If the regional and/or business processes cannot conform to use the same metadata from a single development model, then multiple development models must be used. In this case, ALM would be used to update, test, and produce each development model, which would then feed into each respective satellite model.
There is an easy way to see to which dashboards a module has been published. This can be particularly helpful when you are making changes to a module and need to know which dashboards the changes could impact. It can also be useful to reduce sparsity by identifying modules that might not be needed within a model. In other words, if a module is not used for any dashboards you can check to see if it’s needed for anything else and if it’s not, eliminate it.
It is important to understand what Application Lifecycle Management, or ALM, enables clients to do within Anaplan.
In short, ALM enables clients to effectively manage the development, testing, deployment, and ongoing maintenance of applications in Anaplan. With ALM, it is possible to introduce changes without disrupting business operations by securely and efficiently managing and updating your applications with governance across different environments and quickly deploying changes to run more “what-if” scenarios in your planning cycles as you test and release development changes into production.
Learn more here: Understanding model synchronization in Anaplan ALM
Training on ALM is also available in the Education section 313 Application Lifecycle Management (ALM)
Have you ever wondered where, within a model, a list property is in use? The Referenced By property will tell you!
Within Model Settings select the desired list and click on the Properties tab.
From here just look for the column labeled Referenced By. It displays where the list is currently in use or being referenced.
This is especially useful if you want to edit or delete a property but you don’t know if it’s being used. Please note this same feature is available for list subsets.
Have you ever wondered where, within a model, a line item or line item subset is in use? The Referenced By property will tell you!
Open the model which contains the line item.
Toggle Blueprint mode on and look for the column labeled Referenced By. It displays where the line item is currently in use or being referenced.
Functional areas should be sorted by grouping dashboards and modules separately. Doing this allows for quick access to dashboards, as well as improved control over user access assignments of these areas.
Use the Reorder button to sort the functional areas. Select the rows that should be moved and then click the Reorder button to choose where to move them to.
The Contents panel provides end users with links to dashboards and modules that are accessible by their user role. Workspace administrators should remove all unnecessary dashboards and modules for each role to keep the navigation options succinct. Always keep the Contents panel in line with the business process and the user role.

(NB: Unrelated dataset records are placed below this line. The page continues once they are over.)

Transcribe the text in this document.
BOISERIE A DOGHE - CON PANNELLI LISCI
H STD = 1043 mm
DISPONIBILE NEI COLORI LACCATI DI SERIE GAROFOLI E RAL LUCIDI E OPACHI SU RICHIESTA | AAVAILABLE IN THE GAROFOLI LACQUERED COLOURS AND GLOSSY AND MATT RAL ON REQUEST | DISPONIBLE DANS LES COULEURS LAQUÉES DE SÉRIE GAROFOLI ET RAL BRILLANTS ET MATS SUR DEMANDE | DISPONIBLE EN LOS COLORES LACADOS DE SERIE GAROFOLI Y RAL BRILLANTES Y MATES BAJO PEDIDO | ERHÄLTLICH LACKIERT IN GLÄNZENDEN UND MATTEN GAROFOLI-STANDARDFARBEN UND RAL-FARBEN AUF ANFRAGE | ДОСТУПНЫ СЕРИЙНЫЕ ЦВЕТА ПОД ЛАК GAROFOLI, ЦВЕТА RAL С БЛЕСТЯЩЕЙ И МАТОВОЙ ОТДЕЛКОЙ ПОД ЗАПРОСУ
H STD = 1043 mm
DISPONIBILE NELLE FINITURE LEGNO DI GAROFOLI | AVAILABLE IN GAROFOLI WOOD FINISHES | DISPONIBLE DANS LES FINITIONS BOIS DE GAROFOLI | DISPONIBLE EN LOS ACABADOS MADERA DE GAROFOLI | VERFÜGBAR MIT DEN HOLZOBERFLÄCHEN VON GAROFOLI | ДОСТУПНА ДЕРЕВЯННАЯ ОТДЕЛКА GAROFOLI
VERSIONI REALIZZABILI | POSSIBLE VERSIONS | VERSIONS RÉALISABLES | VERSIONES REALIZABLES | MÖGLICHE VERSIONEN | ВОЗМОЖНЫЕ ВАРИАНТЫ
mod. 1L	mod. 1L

You should create user roles for each business function. You should then apply Selective Access to all lists, which helps to control the access that each end user needs. Avoid creating different roles, with varying access rights, for the same type of end user. This will help avoid the need for additional model maintenance.
Sort roles in a sensible fashion using the Reorder button (e.g. most privileges, some privileges, least privileges).
Consider using a module to control user access. This will allow model builders to provide clear instructions on the roles and access rights in the model, along with the ability to change user access rights from a convenient dashboard. Additionally, you can create an import and run it as part of a process to import user access from this module. Note that only model builders will have access to import data into the user list.
More information on User Roles and Selective Access can be found in Learning Center under Advanced Topics.
When user roles are given access to lists (for edit), memory is pre-allocated for those users to increase model size. Give user role access only to the lists that they will possibly update through actions.